9.8.03

Masculino 3

Virgílio

É comum eu ir nas horas vagas, que são muitas, a livrarias. Busco acima de tudo o prazer visual, táctil e olfativo da pletora de livros, já que as novidades mesmas já as sabemos de antemão na internet. Há também um certo lado masoquista e também o pedagógico. Explico-me: dar-me conta de que o Eclesiastes está certo -- "fazer livros não tem fim, e muito estudo cansa o corpo" -- e fazer-me direcionar o espírito para o que me é importante de facto.

Pois bem. De posse de alguns exemplares, sentei-me à mesinha que nos permite folhear os livros antes de comprá-los. Ouço uma graciosa voz feminina atrás da prateleira:

-- Sim, "Física", do Resnick.

Olho em busca da dona da voz. Uma menina de seus 18 anos. Cabelos pretos lisos. Rabo-de-cavalo. Pele alva com duas ou três espinhas. Muito bela...

Ela me olha, mas não pára de falar. Há muita gente em torno dela. Continuo a ler um belo exemplar das obras completas de Lima Barreto. Num instante ela senta-se à mesma mesinha, ficando de frente pra mim. Olho-a novamente e ela me olha.

Noto que ela tem consigo uma quantidade de livros tal que mal consegue com eles. A mãe traz outro tanto. Eram todos livros de Física. Duas coleções, uma mais básica e outra mais elevada. Era-lhe suficiente apenas a básica, mas disse:

-- Não me importo que seja menos didática. Quero a mais completa.

A mãe, que parecia nunca ter lido um livro na vida, muito menos de Física, tentava orientar a filha mais pelo prazer de vê-la interessada pela Ciência, e pelo orgulho. Olho um pouco para o lado e lá estava o pai. Carequinha, baixinho, jeito de quem passa as tardes de domingo em casa sendo rodeado por moscas, enquanto lê jornal.

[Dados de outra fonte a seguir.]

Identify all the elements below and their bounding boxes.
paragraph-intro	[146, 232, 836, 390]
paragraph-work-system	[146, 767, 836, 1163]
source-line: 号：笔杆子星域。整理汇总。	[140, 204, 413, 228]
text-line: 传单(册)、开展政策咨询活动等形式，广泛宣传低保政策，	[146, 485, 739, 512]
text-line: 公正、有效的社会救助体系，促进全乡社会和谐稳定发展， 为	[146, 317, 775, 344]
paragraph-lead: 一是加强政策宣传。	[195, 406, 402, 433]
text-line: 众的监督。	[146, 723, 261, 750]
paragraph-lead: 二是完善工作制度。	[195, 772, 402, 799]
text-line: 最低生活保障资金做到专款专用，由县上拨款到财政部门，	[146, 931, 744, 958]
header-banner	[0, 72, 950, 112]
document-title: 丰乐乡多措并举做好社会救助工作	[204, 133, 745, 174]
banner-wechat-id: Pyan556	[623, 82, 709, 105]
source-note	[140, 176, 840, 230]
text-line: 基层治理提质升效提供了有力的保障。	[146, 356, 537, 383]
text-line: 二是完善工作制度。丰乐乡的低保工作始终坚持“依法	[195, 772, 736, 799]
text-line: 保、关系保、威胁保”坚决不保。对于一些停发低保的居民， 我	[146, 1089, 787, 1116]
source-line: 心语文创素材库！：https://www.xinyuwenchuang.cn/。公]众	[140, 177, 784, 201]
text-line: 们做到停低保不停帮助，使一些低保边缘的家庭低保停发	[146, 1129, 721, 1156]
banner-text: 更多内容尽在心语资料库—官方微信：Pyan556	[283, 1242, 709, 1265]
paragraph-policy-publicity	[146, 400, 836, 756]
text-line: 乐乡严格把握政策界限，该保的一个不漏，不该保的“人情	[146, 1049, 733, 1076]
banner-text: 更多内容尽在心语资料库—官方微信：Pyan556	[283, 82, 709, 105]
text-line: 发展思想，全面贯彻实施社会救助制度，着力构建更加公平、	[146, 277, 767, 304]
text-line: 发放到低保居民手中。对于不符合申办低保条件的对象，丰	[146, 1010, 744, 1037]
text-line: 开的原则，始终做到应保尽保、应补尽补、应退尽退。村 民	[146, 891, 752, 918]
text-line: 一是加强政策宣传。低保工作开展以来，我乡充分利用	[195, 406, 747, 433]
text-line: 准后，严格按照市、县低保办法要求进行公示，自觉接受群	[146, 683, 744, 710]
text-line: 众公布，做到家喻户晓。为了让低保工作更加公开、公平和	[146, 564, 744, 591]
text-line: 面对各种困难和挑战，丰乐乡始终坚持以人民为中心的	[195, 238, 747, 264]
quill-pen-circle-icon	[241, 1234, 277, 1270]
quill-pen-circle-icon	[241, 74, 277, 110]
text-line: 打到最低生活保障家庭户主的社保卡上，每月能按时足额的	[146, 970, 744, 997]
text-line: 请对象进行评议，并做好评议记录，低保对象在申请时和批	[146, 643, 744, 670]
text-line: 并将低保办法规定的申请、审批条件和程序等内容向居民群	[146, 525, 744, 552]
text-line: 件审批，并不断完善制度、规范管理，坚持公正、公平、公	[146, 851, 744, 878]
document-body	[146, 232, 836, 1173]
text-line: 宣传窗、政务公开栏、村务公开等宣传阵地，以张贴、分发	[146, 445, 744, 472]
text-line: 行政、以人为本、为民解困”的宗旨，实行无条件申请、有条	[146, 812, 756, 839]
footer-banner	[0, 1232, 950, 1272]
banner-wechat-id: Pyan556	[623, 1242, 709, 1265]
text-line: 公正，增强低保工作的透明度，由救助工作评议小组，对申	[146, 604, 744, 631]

Nessa dúvida de natureza hamletiana ficou a mocinha: o mais aprofudado e menos didático, ou o mais didático e menos aprofundado? Liga para o professor. O professor parecia mais alheio a essa diferença de edições do que eu mesmo.

-- Mas, professor, quem quer tentar o ITA tem que estudar pelo melhor livro possível. E eu não me importo com ser menos didático. Vi aqui que esse mais fácil não tem Efeito Doppler.

Depois voltaram o pai e a mãe para saber se a perolazinha da família já se tinha decidido. Não ainda...

-- Bem, a coleção mais aprofundada custa R$350,00. A outra, R$250,00. Se é pra gastar esse dinheiro todo que gaste com o melhor.

O pai, coitado, que era quem iria pagar a conta da genialidade da filha, não escondeu a aflição. Mas o orgulho venceu: viu no seu cérebro da imagem de sua filha ganhando prêmios, sendo respeitada, o Sucesso, a Glória.

Compraram o mais caro, menos didático, com menos exercícios, porém mais aprofundado.

Não estou contando essa historinha besta assim por razão alguma, a esmo, ao acaso, à toa. Conto-lhes porque eu pensei que eu iria papar o geniozinho, e ela foi embora sem olhar mais pra mim. Caralho.